Monday, April 16, 2012
It is so hard to believe that 4 months have passed since the day my perfect little man was born. He has changed my life in such an big, amazing way! It would be impossible to try to fill you in on everything that has happened, so I'll touch on some highlights and try to go into detail on following posts.
Max Cameron Magee was born on December 15th, at 9:00 a.m. He was 8 lbs 3 oz and 20.5 inches. The birth went really smoothly and was so much easier than I ever imagined! At 2 months he weighed 13 lbs 10 oz and 23 3/4 inches, and today at his 4 month appointment he was 17 lbs 3 oz, and 25 3/4 inches...90th percentile. He is obviously a big boy. He is officially in 9 month clothes and we are finishing off the last of the size 2 diapers in the next few days.
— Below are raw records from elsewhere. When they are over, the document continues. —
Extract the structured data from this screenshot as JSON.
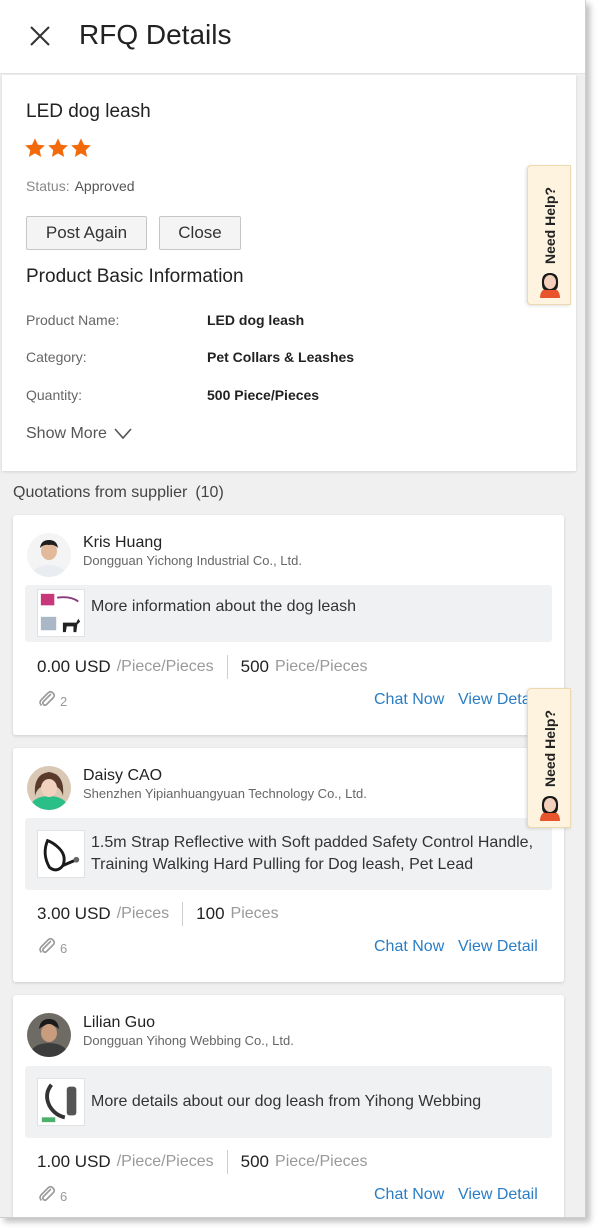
{
  "header": {
    "title": "RFQ Details"
  },
  "rfq": {
    "product_title": "LED dog leash",
    "rating_stars": 3,
    "status_label": "Status:",
    "status_value": "Approved",
    "buttons": {
      "post_again": "Post Again",
      "close": "Close"
    },
    "section_title": "Product Basic Information",
    "info": [
      {
        "label": "Product Name:",
        "value": "LED dog leash"
      },
      {
        "label": "Category:",
        "value": "Pet Collars & Leashes"
      },
      {
        "label": "Quantity:",
        "value": "500 Piece/Pieces"
      }
    ],
    "show_more": "Show More"
  },
  "quotations": {
    "heading": "Quotations from supplier",
    "count": "(10)",
    "items": [
      {
        "name": "Kris Huang",
        "company": "Dongguan Yichong Industrial Co., Ltd.",
        "message": "More information about the dog leash",
        "price": "0.00 USD",
        "price_unit": "/Piece/Pieces",
        "qty": "500",
        "qty_unit": "Piece/Pieces",
        "attachments": "2",
        "chat": "Chat Now",
        "view": "View Detail"
      },
      {
        "name": "Daisy CAO",
        "company": "Shenzhen Yipianhuangyuan Technology Co., Ltd.",
        "message": "1.5m Strap Reflective with Soft padded Safety Control Handle, Training Walking Hard Pulling for Dog leash, Pet Lead",
        "price": "3.00 USD",
        "price_unit": "/Pieces",
        "qty": "100",
        "qty_unit": "Pieces",
        "attachments": "6",
        "chat": "Chat Now",
        "view": "View Detail"
      },
      {
        "name": "Lilian Guo",
        "company": "Dongguan Yihong Webbing Co., Ltd.",
        "message": "More details about our dog leash from Yihong Webbing",
        "price": "1.00 USD",
        "price_unit": "/Piece/Pieces",
        "qty": "500",
        "qty_unit": "Piece/Pieces",
        "attachments": "6",
        "chat": "Chat Now",
        "view": "View Detail"
      }
    ]
  },
  "help": {
    "label": "Need Help?"
  },
  "colors": {
    "star": "#f26a0a",
    "link": "#2a7dc4",
    "help_bg": "#fdf3df"
  }
}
He is constantly moving! When he's laying on his playmat he is kicking his legs, swatting at the toys or rolling over. When he is in his jumperoo he will jump for nearly an hour! He can't even touch the ground yet when he is in it, but we just put a folded towel underneath him. I'm afraid that he is going to completely skip walking and just start running one day! We joke that if he wasn't so active that he would look like a Thanksgiving turkey. But, I absolutely love his little rolls!
His personality is wonderful. He loves to smile and is extremely vocal! He will just talk and talk to himself while he is playing. The first time I heard him laugh it literally brought tears to my eyes! It was the most perfect sound I have ever heard. Lately he has really started laughing a lot, especially when we bounce him on our knees or kiss his stomach.
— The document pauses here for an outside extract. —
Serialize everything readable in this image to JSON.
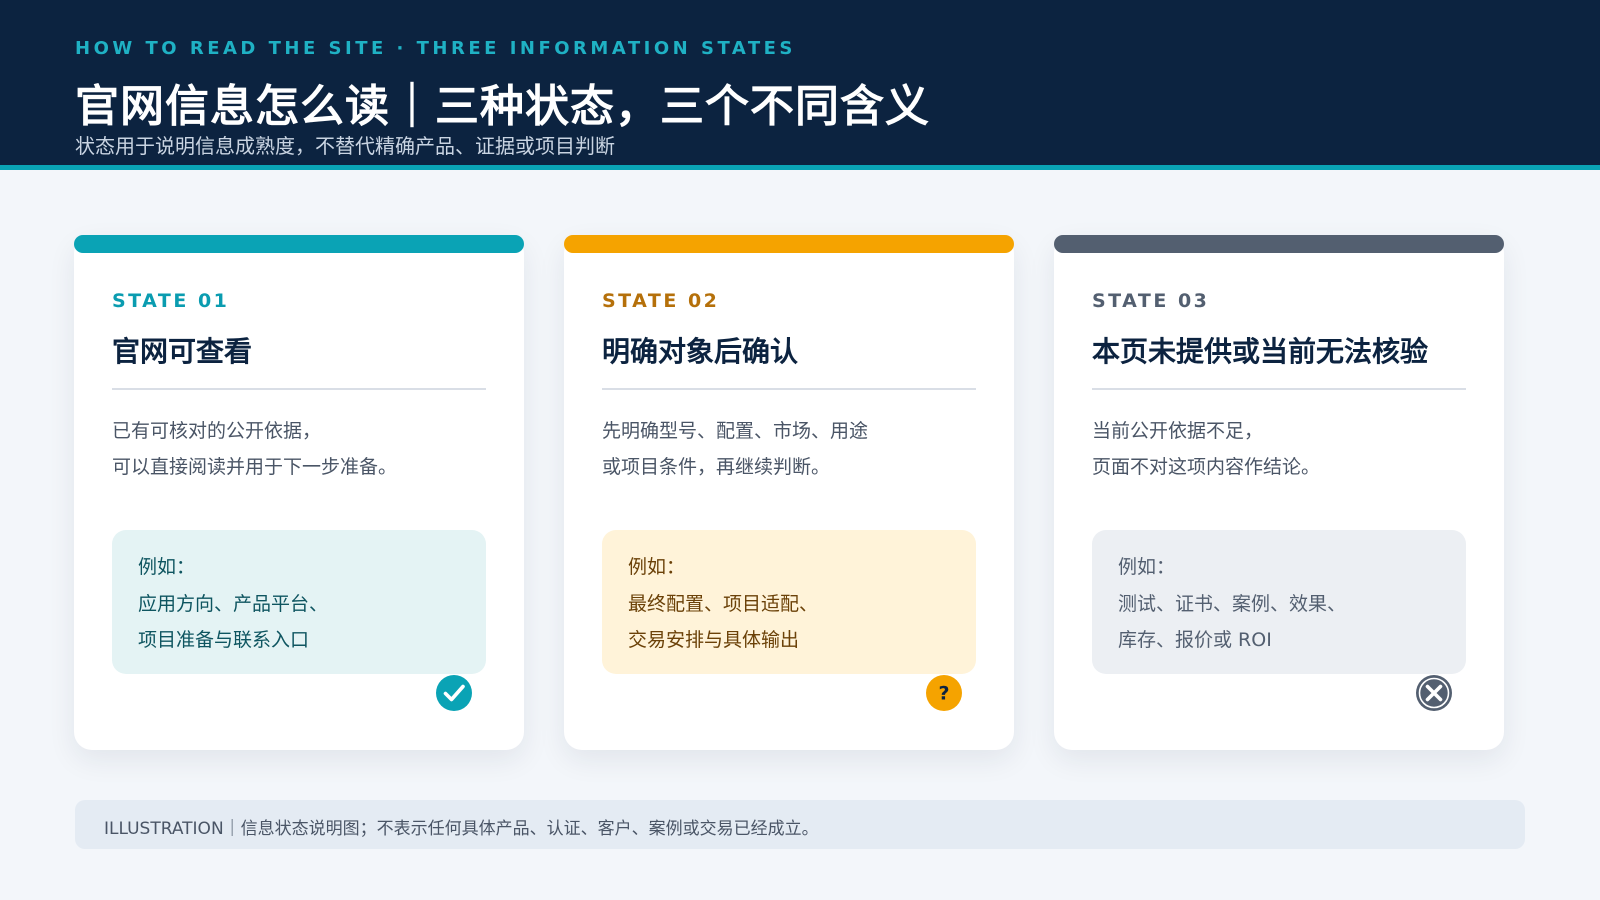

I always knock on wood when I talk about this, but he has been sleeping through the night for quite awhile now. He goes to sleep around 8:30 and wakes up around 7:30 in the morning. His naps during the day are getting shorter and more infrequent, but I would much rather him sleep through the night, so I am not complaining!
I caught myself getting a little emotional tonight when I was putting him to sleep. He makes the sweetest sound when he yawns and when he did it tonight I tried to make a mental note of how it sounded so that I would never forget it. It amazes me how quickly he has grown and how he has developed this little personality over the last few months. It's true what they say, that you have never loved something so much until the moment that they are born, but I love him more everyday. I look forward to so many fun times, but wish I could just press pause and enjoy this time a little longer!
There were a lot of sleepless nights and showerless days in that first month or so, but it's weird how none of that really matters now and how little of that you actually remember. I'm sure if I really thought about it I could think of plenty of times that I felt like I had tried anything and everything to get him to just stop crying, and I'm sure that there will be many more trying times in the future, but when I think back, only good memories come to mind. I guess that's God's way of getting people to have more kids!
Well, there I go being a typical mom and shamelessly bragging about her child. I just can't help it though! Like my great grandfather told my mother "Every crow thinks theirs is the blackest."